[Ksummit-discuss] [CORE TOPIC] [nomination] Move Fast and Oops Things

Matt Fleming matt at console-pimps.org
Wed May 21 09:05:13 UTC 2014


On Wed, 21 May, at 04:55:47PM, Greg KH wrote:
> On Wed, May 21, 2014 at 12:48:48AM -0700, Dan Williams wrote:
> > With regards to saying "no" faster, it seems kernel code rarely comes
> > with tests.  However, maintainers today are already able to reduce the
> > latency to "no" when the 0-day-kbuild robot emits a negative test.
> > Why not arm that system with tests it can autodiscover?  What has held
> > back unit test culture in the kernel?
> 
> The fact that no one has stepped up and taken maintainership of the
> tests and ensure that they continue to work.
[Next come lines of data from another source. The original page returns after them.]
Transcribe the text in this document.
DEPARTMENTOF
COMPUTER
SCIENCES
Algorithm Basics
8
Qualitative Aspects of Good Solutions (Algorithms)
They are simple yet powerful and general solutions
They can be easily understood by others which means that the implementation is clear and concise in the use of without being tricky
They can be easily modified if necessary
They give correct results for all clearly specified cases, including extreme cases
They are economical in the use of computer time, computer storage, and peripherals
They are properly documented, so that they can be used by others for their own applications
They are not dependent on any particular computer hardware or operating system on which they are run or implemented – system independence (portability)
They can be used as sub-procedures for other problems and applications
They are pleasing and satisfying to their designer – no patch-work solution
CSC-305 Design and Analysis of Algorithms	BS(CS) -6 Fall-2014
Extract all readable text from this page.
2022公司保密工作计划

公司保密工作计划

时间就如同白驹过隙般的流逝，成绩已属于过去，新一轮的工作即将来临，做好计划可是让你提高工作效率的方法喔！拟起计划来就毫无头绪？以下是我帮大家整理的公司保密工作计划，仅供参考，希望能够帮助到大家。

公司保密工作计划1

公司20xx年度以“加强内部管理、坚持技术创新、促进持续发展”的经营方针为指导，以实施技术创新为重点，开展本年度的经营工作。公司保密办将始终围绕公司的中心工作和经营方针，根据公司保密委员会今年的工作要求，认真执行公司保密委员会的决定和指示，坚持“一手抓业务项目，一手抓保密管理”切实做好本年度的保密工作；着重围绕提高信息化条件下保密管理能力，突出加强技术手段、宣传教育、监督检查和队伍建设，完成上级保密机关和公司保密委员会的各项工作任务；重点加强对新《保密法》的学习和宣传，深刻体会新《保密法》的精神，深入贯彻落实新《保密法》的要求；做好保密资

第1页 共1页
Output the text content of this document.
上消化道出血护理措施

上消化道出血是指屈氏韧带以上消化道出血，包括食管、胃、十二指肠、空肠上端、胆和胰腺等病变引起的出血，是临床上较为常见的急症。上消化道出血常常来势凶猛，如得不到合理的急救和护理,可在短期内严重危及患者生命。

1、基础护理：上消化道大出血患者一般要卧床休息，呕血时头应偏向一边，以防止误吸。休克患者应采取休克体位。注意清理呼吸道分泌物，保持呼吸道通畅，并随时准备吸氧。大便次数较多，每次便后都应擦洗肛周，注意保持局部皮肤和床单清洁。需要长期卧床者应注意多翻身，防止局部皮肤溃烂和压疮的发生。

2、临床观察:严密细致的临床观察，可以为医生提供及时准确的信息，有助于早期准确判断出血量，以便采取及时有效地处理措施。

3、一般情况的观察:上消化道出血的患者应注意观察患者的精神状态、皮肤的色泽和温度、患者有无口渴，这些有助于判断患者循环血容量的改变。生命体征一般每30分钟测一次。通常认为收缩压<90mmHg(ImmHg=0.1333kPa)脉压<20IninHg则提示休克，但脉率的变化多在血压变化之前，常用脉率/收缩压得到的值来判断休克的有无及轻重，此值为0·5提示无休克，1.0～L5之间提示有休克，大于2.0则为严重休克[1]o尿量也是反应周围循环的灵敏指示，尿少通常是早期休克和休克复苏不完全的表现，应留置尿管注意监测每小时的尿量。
That's not usually how unit tests work. They're supposed to be owned by
everyone, i.e. if your change breaks the test you are responsible for
fixing your change, or the test, or both. Everyone needs to ensure the
tests continue to work.

Likewise, the person implementing a new feature is the most well
equipped to write tests for it. Unfortunately that does require a
certain amount of "buy-in" from the community.

However, a maintainer role might make sense for collating test results,
reporting failures or running the tests on a large number of hardware
configurations, like how Fengguang Wu says "The 0-day infrastructure
shows your commit introduced a regression" or Stephen Rothwell says "A
merge of your tree causes these conflicts".

For anything other than trivial cases I wouldn't expect these guys to
have to fixup the breakage to ensure the tests continue working - that
kind of never ending battle would make a person's head explode.